Tunisia is experiencing a period of profound transformation which has created new challenges and fewer opportunities, particularly for the country’s economy.
In fact the growing economic ills and disparities that led Tunisians to take to the streets in protest last January have been compounded by the adverse impact of a long and protracted period of uncertainty and instability as Tunisians adjust to new-found freedoms.
Though Tunisia faces a number of economic and social challenges, the government is trying to free the economy from the bottlenecks and red tape that have impeded its development, and to establish reforms that create a climate conducive to private initiative and business.
The government is committed to implement such reforms in order to assure foreign investors - as well as Tunisians - of the opportunities that lie ahead, but it’s not easy. People are looking to the government for clear and credible communication of its economic policies and strategies, and how they can translate into action and the good use of public resources; that will help turn expectations into hope and ease social tensions.
The economy continued to decline at a more rapid pace during 2018, particularly in industry and services.
Tourism receipts for the first half of 2018 increased by 46.1%, but the building and building materials sector saw a 5.3% decline in growth as a result of the decrease in domestic demand due to a 1% increase in VAT. This has also had an impact on the property sector, with a drop in sales of 7,000 units between 2011 and 2017.
Growth was also down in the mining sector, with phosphate production 38% lower than in the first quarter of 2017, followed by a 24% decline in production by the chemical industry, and finally, a 50% drop in oil production compared to 2010.
In terms of finances, the needs of banks for liquidity continued to shrink with a sharp slowdown in the pace of change in outstanding bank deposits.
Since the terrorist attacks in 2015 spending on security and defense reached 1125 MTD, the equivalent of 1.8 % of GDP.
At the same time, this increase has come at a cost to economic and social development. Finally, the rise in oil prices failed to reinvigorate the national economy as the dinar fell against the dollar.
Regarding Tunisia's share of foreign direct investment (FDI) in North Africa, it has fallen to 6.5% in the last two years. Today, FDI accounts for only 2% of GDP. The conversion of investment into new jobs is quite low and insufficient to reduce unemployment which is stuck at around 15.3%. According to IMF forecasts, the unemployment rate is expected to remain at 15% in 2018 and then fall to 14.8% in 2019 if reforms are implemented.
Alarming debt and inflation
It is an undeniable fact that inflation - currently at 7.7% -is accelerating due to the combined effect of rising production costs and the depreciation of the dinar.
Increases in wages, with no parallel increase in productivity, and the growth of the black economy are also factors.
As for public debt, it was 70% of GDP in 2017, an increase of 29 points since 2010. External debt is at 80% of GDP, with an increase of 30 points. As far as budgetary revenues are concerned, by March 2018 the objectives of the 2018 Finance Act had not been achieved. In particular, revenues from corporate income tax in the first quarter of 2018 amounted to 567 MD against forecasts of 613 MD. The same applies to VAT revenues which are up to 1634 MD against forecasts of 1785 MD.

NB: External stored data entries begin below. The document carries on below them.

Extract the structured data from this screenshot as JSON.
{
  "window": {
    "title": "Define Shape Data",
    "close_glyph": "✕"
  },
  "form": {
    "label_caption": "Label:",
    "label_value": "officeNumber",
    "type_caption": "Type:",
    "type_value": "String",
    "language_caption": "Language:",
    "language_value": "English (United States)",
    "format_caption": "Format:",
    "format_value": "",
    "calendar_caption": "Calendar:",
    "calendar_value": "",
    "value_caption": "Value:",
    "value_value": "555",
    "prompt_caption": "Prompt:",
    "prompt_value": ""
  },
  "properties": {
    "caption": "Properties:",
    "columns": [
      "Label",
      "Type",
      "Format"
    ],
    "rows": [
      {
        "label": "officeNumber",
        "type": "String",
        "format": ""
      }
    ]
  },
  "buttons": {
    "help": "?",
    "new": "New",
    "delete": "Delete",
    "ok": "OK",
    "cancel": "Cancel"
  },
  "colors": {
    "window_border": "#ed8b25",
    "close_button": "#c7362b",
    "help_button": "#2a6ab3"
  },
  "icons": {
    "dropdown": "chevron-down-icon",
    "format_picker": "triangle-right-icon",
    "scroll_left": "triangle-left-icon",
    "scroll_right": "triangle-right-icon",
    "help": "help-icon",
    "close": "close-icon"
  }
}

That’s the background to the protests against inflation and the deterioration of purchasing power, which threatens the ability of the middle and lower classes to sustain regular levels of consumption. That’s why failure by the country’s supervisory bodies to manage these economic problems has further exacerbated tensions within civil society.
Several waves of protests also took place with regards to health care. Medical staff led protests for changes in malpractice legislation, while people living in the interior of Tunisia complained about the return of certain diseases which it was assumed had been eradicated, as well as the lack of specialized medical facilities, medicines and medical equipment in hospitals.
In fact, hopes based on the success of the democratic transition, the success of the elections and the stability of political institutions were quickly dissipated in Tunisia. As a result, promises of economic recovery and social stability receded.
The year 201 has seen a lot of uncertainty in all sectors. Bear in mind the significant erosion of the purchasing power of the Tunisian consumer, estimated at 40% and continuing to fall by 10% a year, further widening disparities of income to spread poverty to 21% of the population.
The middle class, the main bulwark of Tunisian society and one of the foundations of stability has fallen from 80% to 60% of the population over the last seven years, according to a survey of the National Institute of Consumption (NIC).
Public protests highlight the need fors action by the country’s rulers who have so far failed to live up to expectations following ambitious commitments made during election campaigns, and their unwillingness to recognize the deep inequalities that exist across regions of the country.
It is important to point to the persistence of poverty and inadequate access to social services, as well as the inability of the government to provide an effective response to the shortage of drinking water, price inflation, rising unemployment and other conditions that threaten economic, social and cultural rights in Tunisia.
Meanwhile, the government is trying to control public spending, targeting subsidies as well as increasing revenues by broadening the tax base instead of raising rates and reducing public expenditure.